Code für Bezahlsystem (auch bei Offline Aktivität)

internet

Top Contributor
Hallo,

Ich versuche gerade einen Weg zu finden, wie ich ein Bezahlsystem nutzen könnte.

Die Idee ist wie folgt:
  • Ich vermiete ein Gerät, das bpsw. eine Uhrzeit von 12:00 - 14:00 Uhr genutzt werden darf. Darauf wird eine Java Software betrieben.
  • Falls man das Gerät danach nutzen möchte, dann muss mich sich einen Code kaufen.

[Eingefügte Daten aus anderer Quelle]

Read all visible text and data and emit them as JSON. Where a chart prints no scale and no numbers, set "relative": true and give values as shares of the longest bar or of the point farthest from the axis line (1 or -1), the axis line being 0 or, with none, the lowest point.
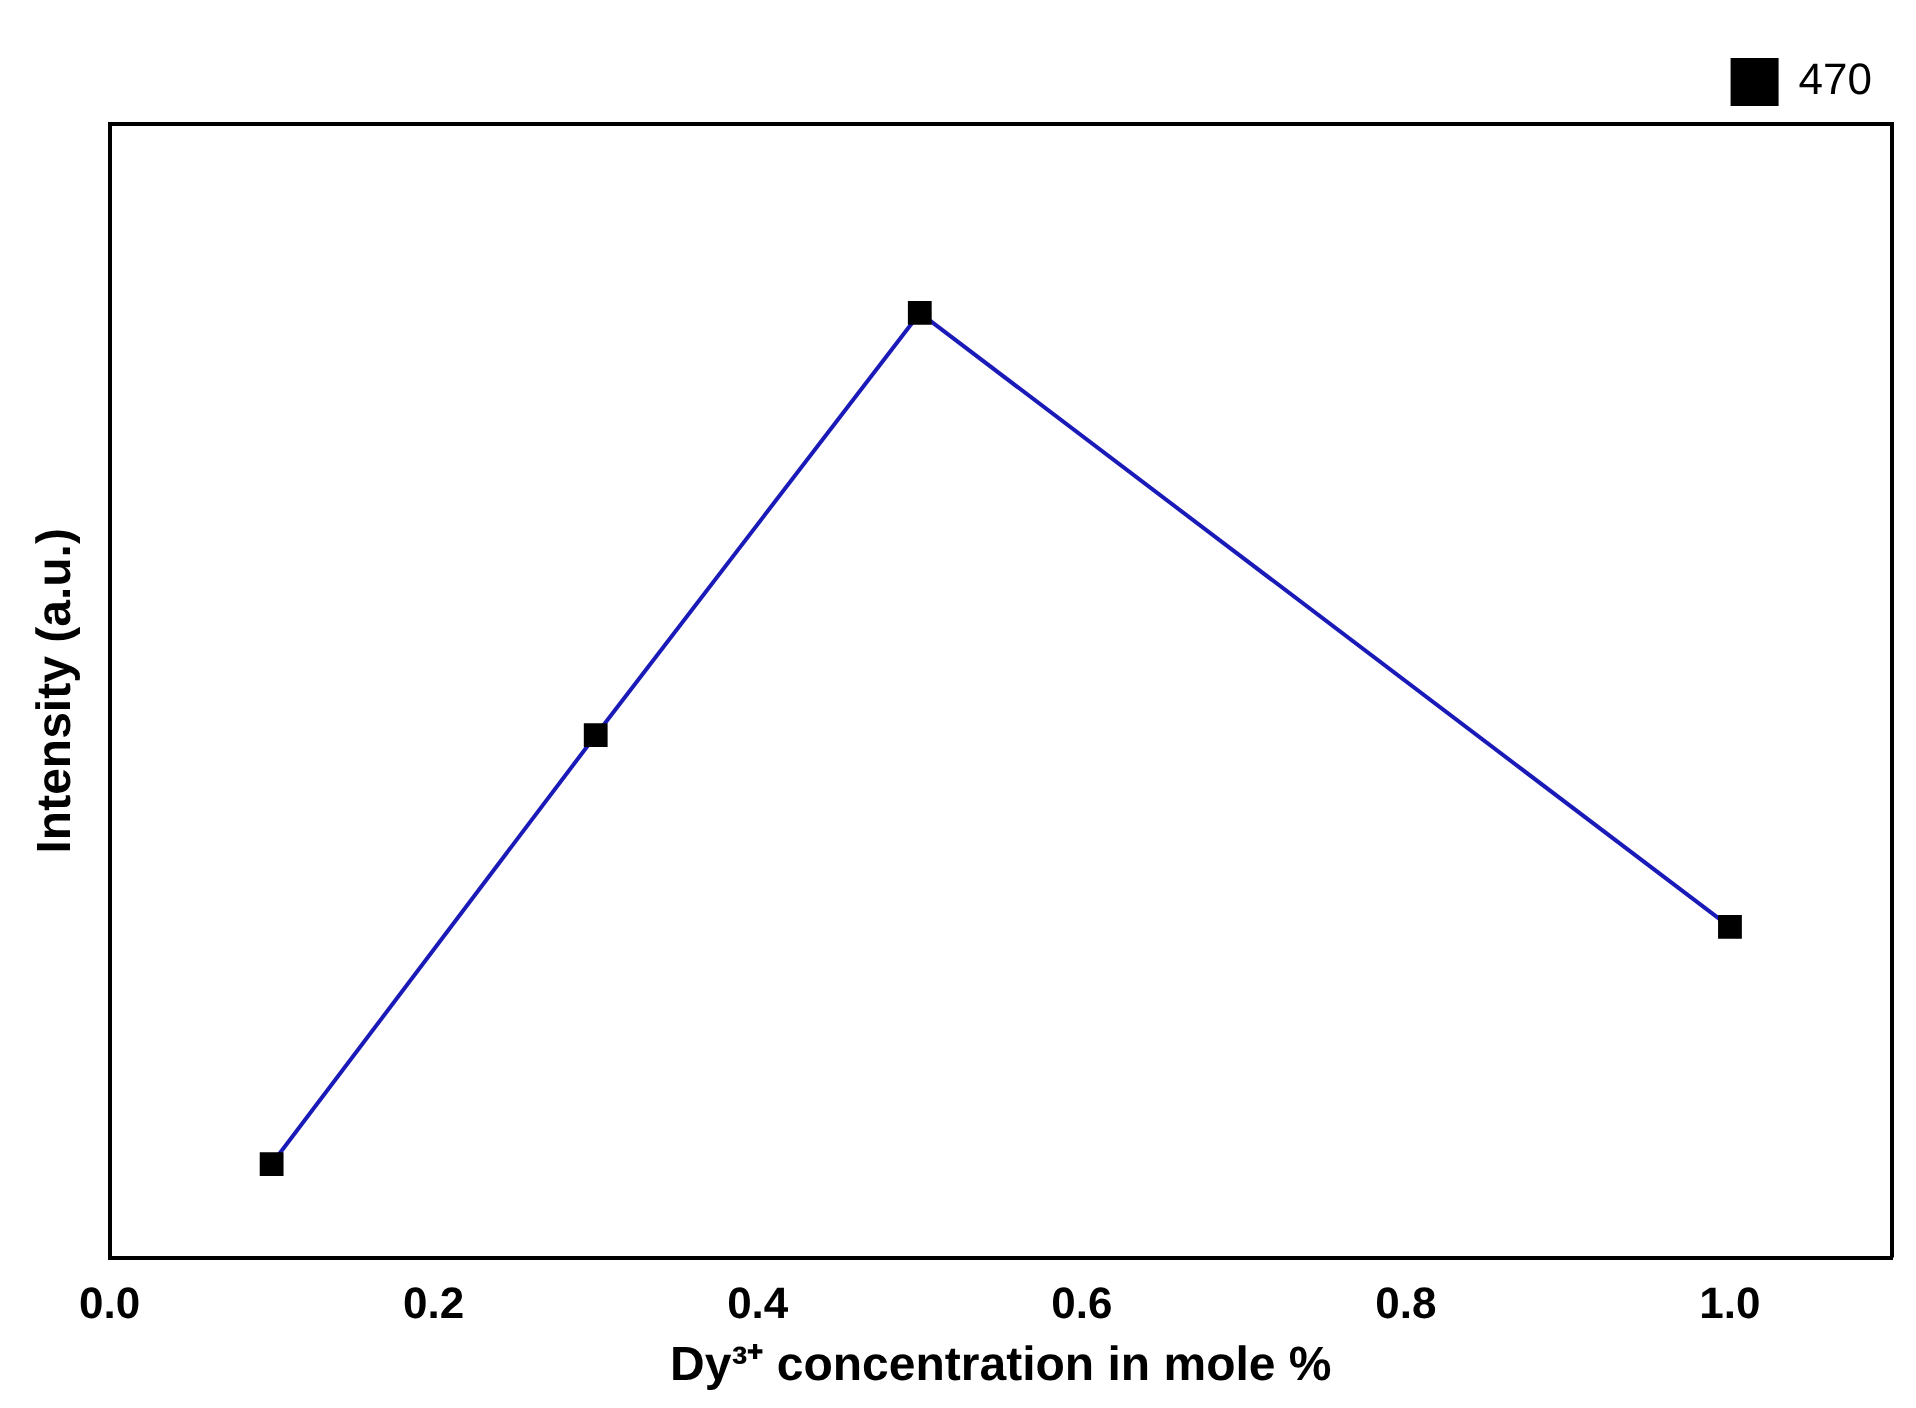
{
  "chart_data": {
    "type": "line",
    "xlabel": "Dy³⁺ concentration in mole %",
    "ylabel": "Intensity (a.u.)",
    "relative": true,
    "x": [
      0.1,
      0.3,
      0.5,
      1.0
    ],
    "series": [
      {
        "name": "470",
        "color": "#1a1ab8",
        "values": [
          0.099,
          0.553,
          1,
          0.35
        ]
      }
    ],
    "xlim": [
      0,
      1.1
    ],
    "xticks": [
      {
        "value": 0,
        "label": "0.0"
      },
      0.2,
      0.4,
      0.6,
      0.8,
      {
        "value": 1,
        "label": "1.0"
      }
    ],
    "marker": "square",
    "legend": "top right",
    "grid": false
  }
}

Den Code könnte man sich dann von einer Webseite erkaufen. Der Code wird dann später in der GUI vom Gerät eingegeben und die Nutzung kann weiter erfolgen.
Soweit sollte das alles funktionieren....

Nun ist das Gerät aber nicht ständig am Internet angeschlossen, sodass ich keine Online Validierung für den erkauften Code gegen einen Webservice etc. machen könnte.
Ich bräuchte bspw. einen Algorhtymus für den erkauften Code, der nur bestimmte Zahlen / Buchenstaben Kombinationen zulässt, sodass der Code valide ist.
Das sollte auch irgendwie klappen.

Problem ist nun aber, wenn der Code mehrmals genutzt wird, könnte man diesen mehrmals verwenden.
Das könnte man auch umgehen, wenn der genutzte Code in der Datenbank des Geräts gespeichert wird. Problem ist nur, wenn man mehrere Geräte hätte, dann würden diese nicht synchronisiert werden und man könnte bspw. den Code aus der Vergangenheit wieder nutzen.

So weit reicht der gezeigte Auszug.